With the end of the first year of Biden’s rule, the Palestinians believe that the US president did not do enough to pressure Israel or end the biased policies pursued by the previous administration, and that he has reneged on most of his meaningful promises, or failed to implement them at best, the most important of which is the revival of the two-state solution Stop settlement and demolition, strengthen Palestinian autonomy, and suppress Jewish extremist violence. The PLO office in Washington has been closed since Trump decided to do so.
In fact, Biden faces a long list of international challenges that have prevented strategic breakthroughs, as Ayman Youssef, an assistant professor of political science and international relations at the Arab American University in Jenin, told us, as that administration has not yet appointed a representative of the peace process, although All the Democratic administrations from Clinton through Obama sent one. Youssef added: “So far, there is no envoy or direct contact between Biden and President Abbas, and although there are meetings at the ministerial level, all that is discussed are humanitarian, economic and service files, and so far that administration has not invited President Abbas to visit Washington.”
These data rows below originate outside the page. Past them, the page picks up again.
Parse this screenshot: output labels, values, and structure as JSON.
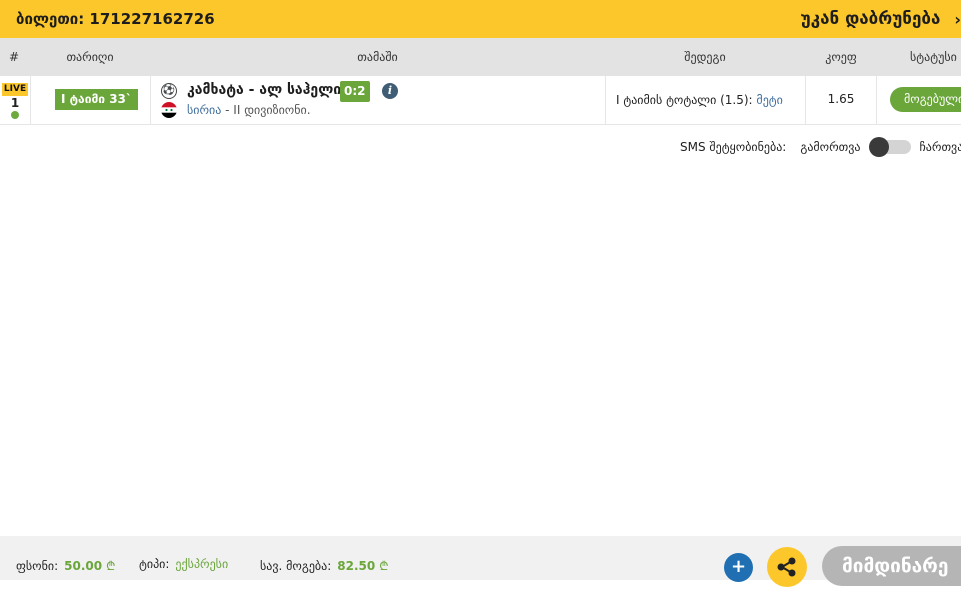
{
  "header": {
    "ticket_label": "ბილეთი: 171227162726",
    "back_label": "უკან დაბრუნება"
  },
  "table": {
    "columns": [
      "#",
      "თარიღი",
      "თამაში",
      "შედეგი",
      "კოეფ",
      "სტატუსი"
    ],
    "row": {
      "live_badge": "LIVE",
      "number": "1",
      "period": "I ტაიმი 33`",
      "match": "კამხატა - ალ საჰელი",
      "score": "0:2",
      "country": "სირია",
      "league": " - II დივიზიონი.",
      "result_text": "I ტაიმის ტოტალი (1.5): ",
      "result_pick": "მეტი",
      "odd": "1.65",
      "status": "მოგებული"
    }
  },
  "sms": {
    "label": "SMS შეტყობინება:",
    "off_label": "გამორთვა",
    "on_label": "ჩართვა",
    "enabled": false
  },
  "footer": {
    "stake_label": "ფსონი:",
    "stake_value": "50.00",
    "type_label": "ტიპი:",
    "type_value": "ექსპრესი",
    "payout_label": "სავ. მოგება:",
    "payout_value": "82.50",
    "currency": "₾",
    "plus_label": "+",
    "current_label": "მიმდინარე"
  },
  "colors": {
    "accent_yellow": "#fcc72a",
    "win_green": "#6aa63a",
    "link_blue": "#3f6e9e",
    "plus_blue": "#1f6fb2"
  }
}
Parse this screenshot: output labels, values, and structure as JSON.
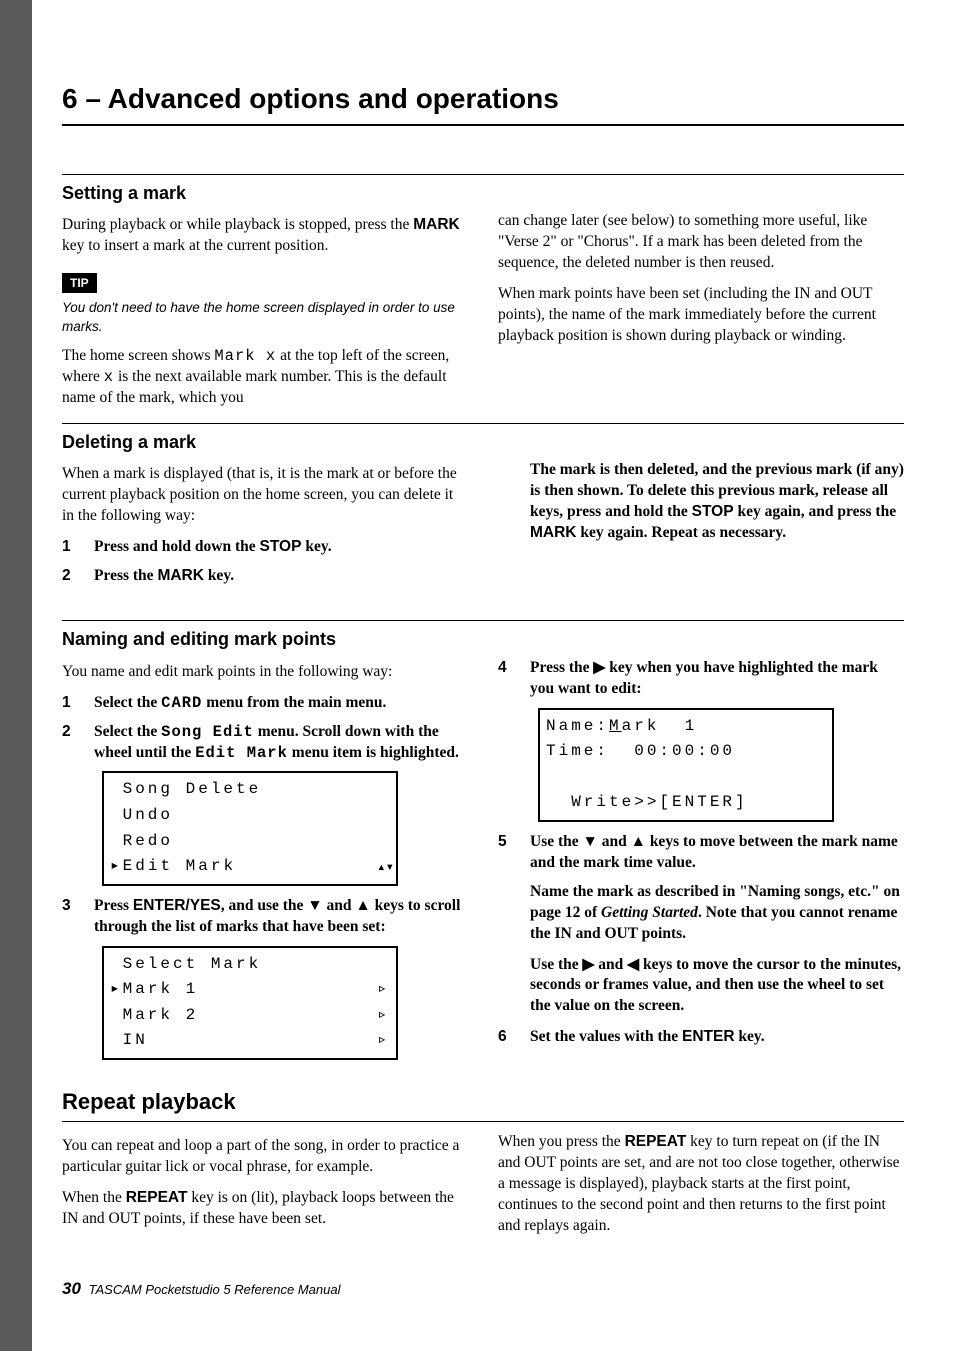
{
  "chapter_title": "6 – Advanced options and operations",
  "setting_mark": {
    "heading": "Setting a mark",
    "p1a": "During playback or while playback is stopped, press the ",
    "p1_key": "MARK",
    "p1b": " key to insert a mark at the current position.",
    "tip_label": "TIP",
    "tip_text": "You don't need to have the home screen displayed in order to use marks.",
    "p2a": "The home screen shows ",
    "p2_mono1": "Mark x",
    "p2b": " at the top left of the screen, where ",
    "p2_mono2": "x",
    "p2c": " is the next available mark number. This is the default name of the mark, which you",
    "p3": "can change later (see below) to something more useful, like \"Verse 2\" or \"Chorus\". If a mark has been deleted from the sequence, the deleted number is then reused.",
    "p4": "When mark points have been set (including the IN and OUT points), the name of the mark immediately before the current playback position is shown during playback or winding."
  },
  "deleting_mark": {
    "heading": "Deleting a mark",
    "p1": "When a mark is displayed (that is, it is the mark at or before the current playback position on the home screen, you can delete it in the following way:",
    "s1_num": "1",
    "s1a": "Press and hold down the ",
    "s1_key": "STOP",
    "s1b": " key.",
    "s2_num": "2",
    "s2a": "Press the ",
    "s2_key": "MARK",
    "s2b": " key.",
    "p2a": "The mark is then deleted, and the previous mark (if any) is then shown. To delete this previous mark, release all keys, press and hold the ",
    "p2_key1": "STOP",
    "p2b": " key again, and press the ",
    "p2_key2": "MARK",
    "p2c": " key again. Repeat as necessary."
  },
  "naming": {
    "heading": "Naming and editing mark points",
    "p1": "You name and edit mark points in the following way:",
    "s1_num": "1",
    "s1a": "Select the ",
    "s1_mono": "CARD",
    "s1b": " menu from the main menu.",
    "s2_num": "2",
    "s2a": "Select the ",
    "s2_mono1": "Song Edit",
    "s2b": " menu. Scroll down with the wheel until the ",
    "s2_mono2": "Edit Mark",
    "s2c": " menu item is highlighted.",
    "lcd1_l1": " Song Delete",
    "lcd1_l2": " Undo",
    "lcd1_l3": " Redo",
    "lcd1_l4": "▸Edit Mark",
    "s3_num": "3",
    "s3a": "Press ",
    "s3_key": "ENTER/YES",
    "s3b": ", and use the ▼ and ▲ keys to scroll through the list of marks that have been set:",
    "lcd2_l1": " Select Mark",
    "lcd2_l2": "▸Mark 1",
    "lcd2_l3": " Mark 2",
    "lcd2_l4": " IN",
    "lcd2_arr": "▹",
    "s4_num": "4",
    "s4": "Press the ▶ key when you have highlighted the mark you want to edit:",
    "lcd3_l1a": "Name:",
    "lcd3_l1b": "M",
    "lcd3_l1c": "ark  1",
    "lcd3_l2": "Time:  00:00:00",
    "lcd3_l3": "  Write>>[ENTER]",
    "s5_num": "5",
    "s5": "Use the ▼ and ▲ keys to move between the mark name and the mark time value.",
    "s5_p1a": "Name the mark as described in \"Naming songs, etc.\" on page 12 of ",
    "s5_em": "Getting Started",
    "s5_p1b": ". Note that you cannot rename the IN and OUT points.",
    "s5_p2": "Use the ▶ and ◀ keys to move the cursor to the minutes, seconds or frames value, and then use the wheel to set the value on the screen.",
    "s6_num": "6",
    "s6a": "Set the values with the ",
    "s6_key": "ENTER",
    "s6b": " key."
  },
  "repeat": {
    "heading": "Repeat playback",
    "p1": "You can repeat and loop a part of the song, in order to practice a particular guitar lick or vocal phrase, for example.",
    "p2a": "When the ",
    "p2_key": "REPEAT",
    "p2b": " key is on (lit), playback loops between the IN and OUT points, if these have been set.",
    "p3a": "When you press the ",
    "p3_key": "REPEAT",
    "p3b": " key to turn repeat on (if the IN and OUT points are set, and are not too close together, otherwise a message is displayed), playback starts at the first point, continues to the second point and then returns to the first point and replays again."
  },
  "footer": {
    "page_number": "30",
    "text": " TASCAM Pocketstudio 5 Reference Manual"
  }
}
Youssef also referred to the influence of the Zionist lobby on Biden’s administration, and Biden’s preoccupation with pressing files in the Middle East, such as the Iranian file, which is still the main file in American interests, followed by files such as Yemen, Syria, Iraq and the relationship with Saudi Arabia and Turkey, adding: “The current administration is not strong, The personality of President Biden is moving with a lot of caution, as he is moving towards priorities and files that include the Chinese military build-up, the Russian threat to invade Ukraine, the consequences of the American withdrawal from Afghanistan, and the Corona crisis, and all of this at the expense of the Palestinian cause, which has fallen back on the ladder of priorities.
As for the other factor that may have caused a change in the Biden administration’s position regarding the Palestinian-Israeli conflict, and the peace process in particular, it is the arrival of a new government led by “Naftali Bennett” to power in Israel, and it is a fragile coalition government. Yousef said: “With a form of Forms of alliance between this government and the Biden administration, and the differences between Washington and Tel Aviv declining with Netanyahu’s departure, there is an American conviction that any pressure from the White House on the current Israeli government could lead to its failure and dismantling and to go to new elections in the occupying country, and perhaps even Netanyahu’s return to power, which is not something the Biden administration wants at this point.”
So, at a time when Biden is facing a long list of international challenges, Israel is benefiting from the policy of the status quo, taking advantage of the US president’s keenness not to stir up discord within its new government, and his preoccupation with international and regional issues that have become hotter than the Palestinian issue. Despite Biden’s “stated” desire to end or correct some of the extremist policies pursued by the previous administration that harmed the Palestinians, he did not take a step forward except in the file of humanitarian aid and financing the Palestinian Authority. As for the meaningful political steps for the Palestinians in the West Bank and Gaza, and most importantly, in East Jerusalem, it remains out of reach, while the shadows of Trump’s heavy policies dominate the scene in this regard to this day.